Since 1983, evidence has accumulated to implicate a bacterium, H. pylori, in the pathogenesis of some forms of peptic disease. The organism is found adherent to the gastric mucosal surface and, when looked for, has been identified in more than 90% of patients with duodenal ulcer. Its presence has also been correlated with gastritis, gastric ulcer, and gastric erosions and with chronic infection, gastric mucosal atrophy, intestinal metaplasia, and in a minority of patients, gastric adenocarcinoma and MALT lymphoma. Some patients with H. pylori are asymptomatic and may even have
normal-appearing gastric mucosa by endoscopy, but identification of the organism is associated with histologic gastritis in nearly 100% of patients.


1.

The mechanisms by which H. pylori are involved in the pathogenesis of peptic conditions are unclear. H. pylori produce ammonia and elaborate other toxins that may directly damage the mucosa and initiate an inflammatory response. The organism can be treated by bismuth-containing compounds (e.g., bismuth subsalicylate [Pepto-Bismol]), PPI, and some antibiotics, which appear to facilitate the treatment of the associated peptic condition. For example, patients with H. pylori-associated duodenal ulcer have a longer period of remission when they receive treatment for both the ulcer and the organism than when they are treated for the ulcer alone.


2. Treatment.

Several studies have shown that duodenal ulcers may be curable by eradication of H. pylori with so-called triple therapy (e.g., bismuth subsalicylate q.i.d., tetracycline (or ampicillin) 500 mg q.i.d., and metronidazole 250 mg q.i.d. for 2 weeks, plus omeprazole (Prilosec) 20 mg b.i.d. until healing. Other studies have shown eradication rates higher than 90% with omeprazole (Prilosec) 40 mg b.i.d. or lansoprazole (Prevacid) 30 mg b.i.d. or Pantoprazole 40 mg q.d. or Esomeprazole 40 mg q.d., or Rabeprazole 20 mg b.i.d., plus amoxicllin 1 g b.i.d. and clarithromycin (Biaxin) 500 mg b.i.d. for 7 to 14 days. In penicillin-allergic patients, metronidazole (Flagyl) 500 mg b.i.d. may be used instead of Amoxicillin. H. pylori eradication clearly reduces peptic ulcer recurrence rates and is recommended for all patients with peptic ulcer disease who are infected with H. pylori.

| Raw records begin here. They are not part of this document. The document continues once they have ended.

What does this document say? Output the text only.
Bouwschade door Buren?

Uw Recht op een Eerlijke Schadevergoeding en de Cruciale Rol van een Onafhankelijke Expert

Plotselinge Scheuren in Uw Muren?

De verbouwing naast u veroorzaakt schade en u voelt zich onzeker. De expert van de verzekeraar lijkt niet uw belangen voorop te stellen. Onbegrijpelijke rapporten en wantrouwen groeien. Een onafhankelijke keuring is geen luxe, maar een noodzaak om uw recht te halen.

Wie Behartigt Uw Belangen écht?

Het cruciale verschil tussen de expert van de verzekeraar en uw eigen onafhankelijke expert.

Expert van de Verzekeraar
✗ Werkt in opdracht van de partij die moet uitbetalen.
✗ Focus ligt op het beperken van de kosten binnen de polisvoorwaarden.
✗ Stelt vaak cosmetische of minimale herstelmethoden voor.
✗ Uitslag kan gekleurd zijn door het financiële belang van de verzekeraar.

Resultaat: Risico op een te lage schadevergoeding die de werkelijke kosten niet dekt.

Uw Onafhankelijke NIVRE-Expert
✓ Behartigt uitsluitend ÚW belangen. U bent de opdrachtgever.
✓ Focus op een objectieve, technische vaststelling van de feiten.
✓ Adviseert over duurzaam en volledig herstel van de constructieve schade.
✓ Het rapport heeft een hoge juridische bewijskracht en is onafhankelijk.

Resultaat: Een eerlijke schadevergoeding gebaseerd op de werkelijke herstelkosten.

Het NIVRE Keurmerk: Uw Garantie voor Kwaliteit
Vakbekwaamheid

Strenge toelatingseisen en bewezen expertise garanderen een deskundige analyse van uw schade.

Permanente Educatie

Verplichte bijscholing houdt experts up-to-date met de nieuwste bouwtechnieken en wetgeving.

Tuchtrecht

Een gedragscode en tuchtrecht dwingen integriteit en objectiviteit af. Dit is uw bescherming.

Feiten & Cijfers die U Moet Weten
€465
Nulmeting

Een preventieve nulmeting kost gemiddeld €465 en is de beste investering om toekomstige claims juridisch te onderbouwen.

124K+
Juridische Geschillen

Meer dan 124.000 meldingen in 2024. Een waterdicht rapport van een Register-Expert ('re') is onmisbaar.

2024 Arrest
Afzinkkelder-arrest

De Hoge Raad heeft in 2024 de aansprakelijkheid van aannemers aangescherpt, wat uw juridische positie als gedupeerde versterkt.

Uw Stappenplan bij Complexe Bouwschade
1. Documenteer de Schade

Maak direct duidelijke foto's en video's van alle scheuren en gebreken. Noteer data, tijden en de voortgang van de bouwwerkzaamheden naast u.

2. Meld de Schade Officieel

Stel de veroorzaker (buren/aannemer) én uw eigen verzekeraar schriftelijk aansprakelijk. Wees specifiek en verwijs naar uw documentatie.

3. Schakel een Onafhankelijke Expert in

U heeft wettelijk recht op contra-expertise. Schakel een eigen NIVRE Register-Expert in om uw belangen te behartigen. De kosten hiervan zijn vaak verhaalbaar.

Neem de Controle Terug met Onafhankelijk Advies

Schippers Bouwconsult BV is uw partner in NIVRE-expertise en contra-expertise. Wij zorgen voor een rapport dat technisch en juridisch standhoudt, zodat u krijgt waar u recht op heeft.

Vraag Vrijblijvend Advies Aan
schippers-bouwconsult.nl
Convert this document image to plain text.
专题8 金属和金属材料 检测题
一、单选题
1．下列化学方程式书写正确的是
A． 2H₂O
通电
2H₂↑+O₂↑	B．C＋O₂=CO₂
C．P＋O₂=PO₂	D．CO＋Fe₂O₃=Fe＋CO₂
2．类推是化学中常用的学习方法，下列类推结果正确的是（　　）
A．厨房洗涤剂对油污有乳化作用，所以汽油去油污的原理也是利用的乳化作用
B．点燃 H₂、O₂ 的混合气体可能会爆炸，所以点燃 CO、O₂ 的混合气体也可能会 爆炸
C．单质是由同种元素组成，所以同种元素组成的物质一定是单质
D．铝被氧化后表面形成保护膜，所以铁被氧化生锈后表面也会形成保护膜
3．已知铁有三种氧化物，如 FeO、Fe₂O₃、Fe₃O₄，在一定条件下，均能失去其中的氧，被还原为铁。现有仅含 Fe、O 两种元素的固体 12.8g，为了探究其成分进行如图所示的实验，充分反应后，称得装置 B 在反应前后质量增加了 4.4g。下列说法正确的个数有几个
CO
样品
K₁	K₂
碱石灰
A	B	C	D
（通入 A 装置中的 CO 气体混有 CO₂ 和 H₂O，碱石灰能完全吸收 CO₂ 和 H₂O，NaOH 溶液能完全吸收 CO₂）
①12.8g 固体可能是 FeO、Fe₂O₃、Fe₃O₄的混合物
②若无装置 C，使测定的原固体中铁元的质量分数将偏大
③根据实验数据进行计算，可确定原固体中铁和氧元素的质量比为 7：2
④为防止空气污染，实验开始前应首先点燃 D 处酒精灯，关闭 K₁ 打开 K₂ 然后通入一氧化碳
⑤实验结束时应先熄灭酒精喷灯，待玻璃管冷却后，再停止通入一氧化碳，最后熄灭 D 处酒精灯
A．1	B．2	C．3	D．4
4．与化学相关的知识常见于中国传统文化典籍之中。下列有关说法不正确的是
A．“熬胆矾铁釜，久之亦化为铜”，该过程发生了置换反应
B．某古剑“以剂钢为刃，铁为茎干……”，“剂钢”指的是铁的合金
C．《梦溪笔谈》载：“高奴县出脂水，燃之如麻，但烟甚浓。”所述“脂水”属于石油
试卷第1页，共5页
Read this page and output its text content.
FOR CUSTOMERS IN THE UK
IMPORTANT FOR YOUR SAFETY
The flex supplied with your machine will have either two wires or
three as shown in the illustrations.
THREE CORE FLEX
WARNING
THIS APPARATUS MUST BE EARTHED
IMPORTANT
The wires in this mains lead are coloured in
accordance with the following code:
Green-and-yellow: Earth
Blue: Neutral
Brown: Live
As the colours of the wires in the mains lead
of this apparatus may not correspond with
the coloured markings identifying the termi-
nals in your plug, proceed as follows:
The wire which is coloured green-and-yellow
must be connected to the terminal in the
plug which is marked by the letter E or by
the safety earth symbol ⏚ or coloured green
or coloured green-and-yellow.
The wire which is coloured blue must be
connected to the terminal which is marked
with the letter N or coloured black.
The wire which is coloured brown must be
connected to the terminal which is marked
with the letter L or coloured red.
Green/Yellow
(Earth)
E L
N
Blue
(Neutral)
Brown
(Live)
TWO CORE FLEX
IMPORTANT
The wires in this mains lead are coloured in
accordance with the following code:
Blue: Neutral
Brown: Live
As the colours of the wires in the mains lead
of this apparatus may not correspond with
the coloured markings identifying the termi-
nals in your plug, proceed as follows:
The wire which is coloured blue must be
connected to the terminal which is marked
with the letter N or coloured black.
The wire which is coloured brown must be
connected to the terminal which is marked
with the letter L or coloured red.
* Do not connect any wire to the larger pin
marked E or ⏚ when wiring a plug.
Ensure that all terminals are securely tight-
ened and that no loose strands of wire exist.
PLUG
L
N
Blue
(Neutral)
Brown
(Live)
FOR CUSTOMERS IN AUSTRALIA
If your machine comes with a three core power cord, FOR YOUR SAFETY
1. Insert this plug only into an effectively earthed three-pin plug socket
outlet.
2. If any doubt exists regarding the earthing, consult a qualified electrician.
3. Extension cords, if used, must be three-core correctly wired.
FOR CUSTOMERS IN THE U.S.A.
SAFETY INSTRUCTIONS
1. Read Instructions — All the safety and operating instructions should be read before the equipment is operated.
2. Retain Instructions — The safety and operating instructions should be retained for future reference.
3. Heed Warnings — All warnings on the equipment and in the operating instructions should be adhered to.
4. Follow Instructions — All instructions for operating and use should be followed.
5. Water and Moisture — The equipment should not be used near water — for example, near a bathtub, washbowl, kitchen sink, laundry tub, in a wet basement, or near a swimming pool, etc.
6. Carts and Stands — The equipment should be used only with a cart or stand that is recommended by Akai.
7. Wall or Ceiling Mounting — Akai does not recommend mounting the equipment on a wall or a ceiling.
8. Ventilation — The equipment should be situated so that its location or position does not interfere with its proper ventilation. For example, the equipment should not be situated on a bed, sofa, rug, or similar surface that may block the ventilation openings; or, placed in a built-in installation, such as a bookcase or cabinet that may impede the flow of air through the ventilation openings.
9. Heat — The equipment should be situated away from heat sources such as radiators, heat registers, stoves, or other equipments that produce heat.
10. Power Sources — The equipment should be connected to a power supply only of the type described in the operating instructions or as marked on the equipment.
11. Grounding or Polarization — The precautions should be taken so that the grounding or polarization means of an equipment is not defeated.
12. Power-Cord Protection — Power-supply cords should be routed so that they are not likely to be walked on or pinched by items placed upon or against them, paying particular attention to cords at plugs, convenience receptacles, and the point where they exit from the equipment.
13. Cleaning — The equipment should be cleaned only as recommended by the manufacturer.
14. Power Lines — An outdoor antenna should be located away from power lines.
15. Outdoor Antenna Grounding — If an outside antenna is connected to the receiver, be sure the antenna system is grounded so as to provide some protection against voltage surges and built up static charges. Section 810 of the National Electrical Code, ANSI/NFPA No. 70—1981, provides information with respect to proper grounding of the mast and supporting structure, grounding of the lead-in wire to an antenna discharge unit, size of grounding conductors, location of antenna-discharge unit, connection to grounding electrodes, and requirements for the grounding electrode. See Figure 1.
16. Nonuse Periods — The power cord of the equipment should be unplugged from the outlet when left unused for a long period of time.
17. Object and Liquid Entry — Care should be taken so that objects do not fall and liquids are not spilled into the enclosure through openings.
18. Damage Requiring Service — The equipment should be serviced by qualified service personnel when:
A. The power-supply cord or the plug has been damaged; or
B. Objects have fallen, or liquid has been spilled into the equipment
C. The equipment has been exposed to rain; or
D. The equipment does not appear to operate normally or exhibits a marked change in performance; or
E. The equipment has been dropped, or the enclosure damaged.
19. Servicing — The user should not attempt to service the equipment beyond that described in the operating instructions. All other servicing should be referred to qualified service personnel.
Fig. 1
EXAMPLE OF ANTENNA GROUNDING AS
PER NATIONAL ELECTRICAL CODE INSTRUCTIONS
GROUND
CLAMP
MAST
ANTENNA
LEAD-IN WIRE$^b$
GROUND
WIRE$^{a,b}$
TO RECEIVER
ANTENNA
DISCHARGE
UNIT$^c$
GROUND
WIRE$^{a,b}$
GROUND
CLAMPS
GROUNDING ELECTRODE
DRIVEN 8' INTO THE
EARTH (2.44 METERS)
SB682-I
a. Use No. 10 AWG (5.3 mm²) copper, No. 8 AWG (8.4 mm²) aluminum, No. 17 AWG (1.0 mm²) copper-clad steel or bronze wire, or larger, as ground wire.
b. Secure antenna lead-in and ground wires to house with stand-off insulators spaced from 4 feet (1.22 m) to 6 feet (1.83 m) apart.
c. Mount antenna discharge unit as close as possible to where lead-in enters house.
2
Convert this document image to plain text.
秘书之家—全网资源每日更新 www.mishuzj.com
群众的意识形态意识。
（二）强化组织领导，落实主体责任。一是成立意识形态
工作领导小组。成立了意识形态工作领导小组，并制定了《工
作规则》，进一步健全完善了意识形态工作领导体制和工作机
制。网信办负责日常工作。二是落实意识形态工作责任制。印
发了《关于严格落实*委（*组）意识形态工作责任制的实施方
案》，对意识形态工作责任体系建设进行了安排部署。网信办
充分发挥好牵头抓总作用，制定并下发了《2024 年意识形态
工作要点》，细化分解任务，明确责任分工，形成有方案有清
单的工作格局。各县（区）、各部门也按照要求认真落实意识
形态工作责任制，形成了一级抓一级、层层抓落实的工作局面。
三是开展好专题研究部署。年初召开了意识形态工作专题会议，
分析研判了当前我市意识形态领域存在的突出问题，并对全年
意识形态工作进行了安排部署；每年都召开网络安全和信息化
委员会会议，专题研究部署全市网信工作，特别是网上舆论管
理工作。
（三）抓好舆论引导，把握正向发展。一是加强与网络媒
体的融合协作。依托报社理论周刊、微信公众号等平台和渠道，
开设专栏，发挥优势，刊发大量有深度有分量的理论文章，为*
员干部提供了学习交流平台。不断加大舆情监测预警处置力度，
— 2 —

D. Relation of aspirin and other nonsteroidal antiinflammatory drugs to peptic disease.

Aspirin and other nonsteroidal antiinflammatory drugs (NSAIDs) cause mucosal injury and ulceration throughout the entire gastrointestinal tract, especially in the esophagus, stomach, and duodenum. The mechanisms of injury are multifactorial and include both direct mucosal injury and inhibition of prostaglandins that are protective to the mucosa. The risk for mucosal damage related to aspirin and NSAID ingestion is related to a previous history of peptic ulcer disease, high and frequent doses of the drugs, and concomitant use of corticosteroids or use of more than one NSAID. The mucosal injury may be diffuse, and ulcers may be multiple. Patients may be asymptomatic or may have frank bleeding, anemia, or strictures. There is some clinical evidence that the gastric infection, H. pylori, may contribute to enhance mucosal damage from NSAIDs. Treatment is to discontinue the offending agents and, if necessary, begin histamine-2 (H2) blocker or PPI therapy. If NSAID treatment must be continued, therapy with the synthetic prostaglandin E1 derivative, misoprostol 100 to 200 µg q.i.d. or a proton-pump inhibitor (PPI) (e.g., omeprazole 20-40 mg daily) has been shown to heal the mucosal lesions. Prostaglandins are produced in the gastric mucosa by the progressive enzymatic action of cycloxygeranase I and II (COX) on arachidonic acid released from membrane phospholipids. NSAIDS inhibit COX I and COX II enzymes. Specific COX II inhibitors have been developed to allow the selective inhibition of those prostaglandins that are proinflammatory (e.g., in the joints). COX II inhibitors (e.g., celecoxib [Celebrex]) inhibit prostaglandins that are effective in gastroduodenal mucosal protection to a much lesser degree, and thus are thought to be safer to use in patients with history of peptic ulcer disease.


II. COMPLICATIONS OF PEPTIC ULCER DISEASE


A. Bleeding/hemorrhage.

It is estimated that PUD is responsible for greater than 50% of all cases of UGI tract hemorrhage. Ulcers may erode into blood vessels and may result in life-threatening hemorrhage. If bleeding is slower or intermittent, iron-deficiency anemia may result. Some patients may also present with occult GI bleeding.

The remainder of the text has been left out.